See you later, summer. Fall starts Thursday, on the autumnal equinox, at 10:21 a.m. EDT. It will kick off a season of sweaters, cider, holidays and football stretching through December. What could be better?
While you're waiting for the weather to cool down, get excited for autumn by reading up on trivia about the season. Below are 18 facts about fall — share them with your friends (and make plans to go apple-picking ASAP):
The terms "fall" and "autumn" are used interchangeably, though the latter is more popular among British people.
The word "autumn" originated from the French word "automne" — which came from the Latin word "autumnus."
Average fall temperatures in the United States can range from about 70 degrees to about 30 degrees, depending on which state you live in.
The warmest state in fall is, predictably, Florida.
The coldest is Alaska.
One gallon of apple cider takes about 40 individual apples to make.
Washington, the top apple-producing state, will harvest nearly 133 million boxes of apples this year.
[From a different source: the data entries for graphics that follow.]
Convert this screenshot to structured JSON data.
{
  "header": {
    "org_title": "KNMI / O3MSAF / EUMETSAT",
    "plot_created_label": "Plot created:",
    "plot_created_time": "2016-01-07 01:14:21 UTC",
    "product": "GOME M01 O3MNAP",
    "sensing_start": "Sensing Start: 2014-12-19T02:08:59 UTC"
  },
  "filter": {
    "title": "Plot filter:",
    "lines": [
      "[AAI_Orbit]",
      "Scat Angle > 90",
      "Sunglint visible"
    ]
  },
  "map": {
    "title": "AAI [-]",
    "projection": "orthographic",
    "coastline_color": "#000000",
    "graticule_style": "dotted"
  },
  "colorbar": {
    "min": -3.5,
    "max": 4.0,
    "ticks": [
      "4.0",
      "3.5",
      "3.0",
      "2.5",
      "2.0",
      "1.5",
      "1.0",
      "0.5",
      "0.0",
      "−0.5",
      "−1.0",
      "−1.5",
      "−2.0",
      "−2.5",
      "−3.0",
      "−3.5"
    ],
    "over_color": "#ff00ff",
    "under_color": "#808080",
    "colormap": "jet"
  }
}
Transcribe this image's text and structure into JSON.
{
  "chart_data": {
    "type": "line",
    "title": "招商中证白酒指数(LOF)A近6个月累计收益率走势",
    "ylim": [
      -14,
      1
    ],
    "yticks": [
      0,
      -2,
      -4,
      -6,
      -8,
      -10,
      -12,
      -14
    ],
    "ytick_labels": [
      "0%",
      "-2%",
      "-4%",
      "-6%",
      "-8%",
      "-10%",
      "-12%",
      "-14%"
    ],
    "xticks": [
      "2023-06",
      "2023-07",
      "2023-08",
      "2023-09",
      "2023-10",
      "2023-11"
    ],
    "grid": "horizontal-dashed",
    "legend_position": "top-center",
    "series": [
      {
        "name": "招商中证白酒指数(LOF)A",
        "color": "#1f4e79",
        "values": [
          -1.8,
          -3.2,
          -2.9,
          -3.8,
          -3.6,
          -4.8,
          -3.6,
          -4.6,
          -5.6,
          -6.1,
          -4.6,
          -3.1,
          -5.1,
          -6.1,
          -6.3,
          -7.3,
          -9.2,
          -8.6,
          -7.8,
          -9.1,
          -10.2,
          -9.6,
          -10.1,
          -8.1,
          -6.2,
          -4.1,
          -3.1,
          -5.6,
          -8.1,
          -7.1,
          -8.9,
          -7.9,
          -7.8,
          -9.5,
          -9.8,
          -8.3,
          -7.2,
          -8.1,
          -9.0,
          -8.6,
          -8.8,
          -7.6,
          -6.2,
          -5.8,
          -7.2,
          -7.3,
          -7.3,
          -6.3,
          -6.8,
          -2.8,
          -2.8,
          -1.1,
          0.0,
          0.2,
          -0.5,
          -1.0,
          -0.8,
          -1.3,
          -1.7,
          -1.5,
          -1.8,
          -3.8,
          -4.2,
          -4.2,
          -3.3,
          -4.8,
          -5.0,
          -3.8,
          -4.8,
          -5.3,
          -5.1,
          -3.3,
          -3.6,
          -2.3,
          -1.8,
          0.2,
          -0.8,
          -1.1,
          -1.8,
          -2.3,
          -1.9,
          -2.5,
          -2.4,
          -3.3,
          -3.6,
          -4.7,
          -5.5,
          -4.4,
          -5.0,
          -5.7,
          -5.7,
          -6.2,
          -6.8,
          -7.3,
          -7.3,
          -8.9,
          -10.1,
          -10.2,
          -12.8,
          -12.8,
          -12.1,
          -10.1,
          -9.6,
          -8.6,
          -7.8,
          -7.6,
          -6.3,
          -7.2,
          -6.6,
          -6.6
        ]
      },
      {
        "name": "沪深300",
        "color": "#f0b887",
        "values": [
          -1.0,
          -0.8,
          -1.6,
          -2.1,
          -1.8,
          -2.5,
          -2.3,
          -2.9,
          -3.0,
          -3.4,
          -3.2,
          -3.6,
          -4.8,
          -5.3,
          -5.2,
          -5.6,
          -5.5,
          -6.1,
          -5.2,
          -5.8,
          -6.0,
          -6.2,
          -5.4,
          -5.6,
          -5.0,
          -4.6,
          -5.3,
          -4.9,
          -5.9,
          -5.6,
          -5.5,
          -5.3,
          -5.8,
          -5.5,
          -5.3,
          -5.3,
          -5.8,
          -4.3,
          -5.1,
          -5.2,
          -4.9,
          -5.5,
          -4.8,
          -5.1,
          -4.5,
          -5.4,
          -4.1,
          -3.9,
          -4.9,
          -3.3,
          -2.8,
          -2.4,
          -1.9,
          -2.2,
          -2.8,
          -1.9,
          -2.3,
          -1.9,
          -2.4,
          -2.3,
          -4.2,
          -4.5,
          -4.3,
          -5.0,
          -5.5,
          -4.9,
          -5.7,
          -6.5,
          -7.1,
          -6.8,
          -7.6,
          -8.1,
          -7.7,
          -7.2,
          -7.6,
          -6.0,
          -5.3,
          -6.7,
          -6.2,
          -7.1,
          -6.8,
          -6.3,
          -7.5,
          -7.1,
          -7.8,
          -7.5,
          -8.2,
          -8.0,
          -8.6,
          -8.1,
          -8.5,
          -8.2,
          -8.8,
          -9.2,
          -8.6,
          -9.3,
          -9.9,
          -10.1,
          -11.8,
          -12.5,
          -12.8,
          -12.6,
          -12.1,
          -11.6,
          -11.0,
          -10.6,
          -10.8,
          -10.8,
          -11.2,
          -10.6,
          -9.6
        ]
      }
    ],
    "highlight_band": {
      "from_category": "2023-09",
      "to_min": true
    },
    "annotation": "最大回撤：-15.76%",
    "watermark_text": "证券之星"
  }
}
If you have fall allergies, you're likely affected by ragweed, the most common trigger this time of year. Watch out for mold and dust mites, too.
There are more than 300 TV shows premiering new episodes this fall (including the "Gilmore Girls" revival!)
October is Black History Month in the United Kingdom.
In the U.S., October is Breast Cancer Awareness Month as well as National Bullying Prevention Month.
National Novel Writing Month, or NaNoWriMo, kicks off Nov. 1. Participants will attempt to write 50,000 words between Nov. 1 and 30.
Election day is Nov. 8. Get ready.
Fall birthstones include sapphire (September), opal and tourmaline (October), and yellow topaz and citrine (November).
The changing leaves are called "koyo" in Japanese.
Australia will celebrate spring from September to November because it's located in the southern hemisphere. Australians' autumn goes from March to May.
Testosterone is highest in the fall.
Winter formally starts on Dec. 21 at 5:44 a.m. EDT.